Part of Selmon Expressway shut down for self-driving car demo in Tampa

Americans have negative view of self-driving tech

Tampa, Fla., - Most people don't have a self-driving vehicle, but a special demonstration is happening this week to expose more people to the technology.

The public was invited to take a free ride in a self-driving car this week in Tampa courtesy of Perrone Robotics, as well as SAE International, a global trade group that promotes the engineering professionals in the transportation industries.

The Selmon Expressway is being closed down for parts of this week by the Tampa Hillsborough Expressway Authority to conduct these 10-minute long test rides; slots filled up quickly with many people interested in seeing what some are calling the future of transportation.

"I am incredibly grateful that SAE International is bringing this self-driving "hands off" demo to Tampa Bay," said State Senator Jeff Brandes. "Our residents will be able to experience the future of transportation and provide feedback that will be invaluable to industry leaders and policy makers as we chart a course towards the shared, electric, and autonomous future." 

Riders will be asked to take a survey before they take the demo in the self-driving vehicle, and then another survey afterwards.

“Public comfort and acceptance of self-driving vehicles is crucial for their success, both in the near-term of testing and the future of widespread use,” says SAE International Chief Product Officer, Frank Menchaca. “SAE International serves as a convener, working with technology companies, auto manufacturers and government to safely advance autonomous vehicle development.
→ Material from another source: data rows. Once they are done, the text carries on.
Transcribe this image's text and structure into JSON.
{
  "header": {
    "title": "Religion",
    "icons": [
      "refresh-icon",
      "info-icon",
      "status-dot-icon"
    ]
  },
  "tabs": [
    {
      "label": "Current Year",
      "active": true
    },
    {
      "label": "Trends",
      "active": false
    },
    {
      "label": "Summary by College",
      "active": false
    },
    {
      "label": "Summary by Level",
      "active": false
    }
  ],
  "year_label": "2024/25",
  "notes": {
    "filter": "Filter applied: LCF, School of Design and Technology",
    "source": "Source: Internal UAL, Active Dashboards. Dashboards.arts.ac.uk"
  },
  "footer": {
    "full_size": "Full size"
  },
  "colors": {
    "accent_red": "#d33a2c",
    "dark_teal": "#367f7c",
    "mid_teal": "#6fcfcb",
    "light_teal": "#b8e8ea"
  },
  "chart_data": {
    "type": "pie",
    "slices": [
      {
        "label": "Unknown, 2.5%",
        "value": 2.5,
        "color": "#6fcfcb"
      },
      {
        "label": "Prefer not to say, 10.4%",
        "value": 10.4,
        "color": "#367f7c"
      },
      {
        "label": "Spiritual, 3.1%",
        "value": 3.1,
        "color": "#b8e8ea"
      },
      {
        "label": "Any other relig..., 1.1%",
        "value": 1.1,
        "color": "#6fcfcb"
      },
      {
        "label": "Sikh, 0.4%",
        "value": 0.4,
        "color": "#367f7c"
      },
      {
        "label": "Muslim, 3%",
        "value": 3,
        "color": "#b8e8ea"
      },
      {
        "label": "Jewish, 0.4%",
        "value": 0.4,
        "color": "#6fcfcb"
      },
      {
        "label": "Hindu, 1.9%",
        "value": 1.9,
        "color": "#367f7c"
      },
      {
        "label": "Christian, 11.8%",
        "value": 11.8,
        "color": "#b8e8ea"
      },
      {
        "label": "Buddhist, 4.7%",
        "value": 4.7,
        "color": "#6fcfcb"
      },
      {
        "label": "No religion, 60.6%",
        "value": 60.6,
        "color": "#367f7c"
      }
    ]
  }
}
This demo day brings the most important audience to the dialogue, the public,” adds Menchaca.   

Opinions of self-driving technology are slowly changing, but still mostly negative, according to a new survey by the automotive insurance and road safety company AAA.

A 2018 survey reveals that about 63% of U.S. drivers say they're fearful of event just taking a spin in a fully self-driving car.

But a year ago, the number of surveyed Americans who say said they were fearful number was 78%.

AAA's findings are based on a telephone survey of 1,004 American adults in December; the margin of error is estimated at plus or minus 3%.

Despite these reservations, many companies, like ride-sharing services, are exploring the use of autonomous vehicles.

Hillsborough County's bus system is also exploring the use of autonomous vehicles in Tampa.

Even if you didn't land a spot, you can still show up at the Tampa Hillsborough Expressway Authority HQ in Tampa to check out the vehicles, and organizers say they may still be able to fit people in at the last moment.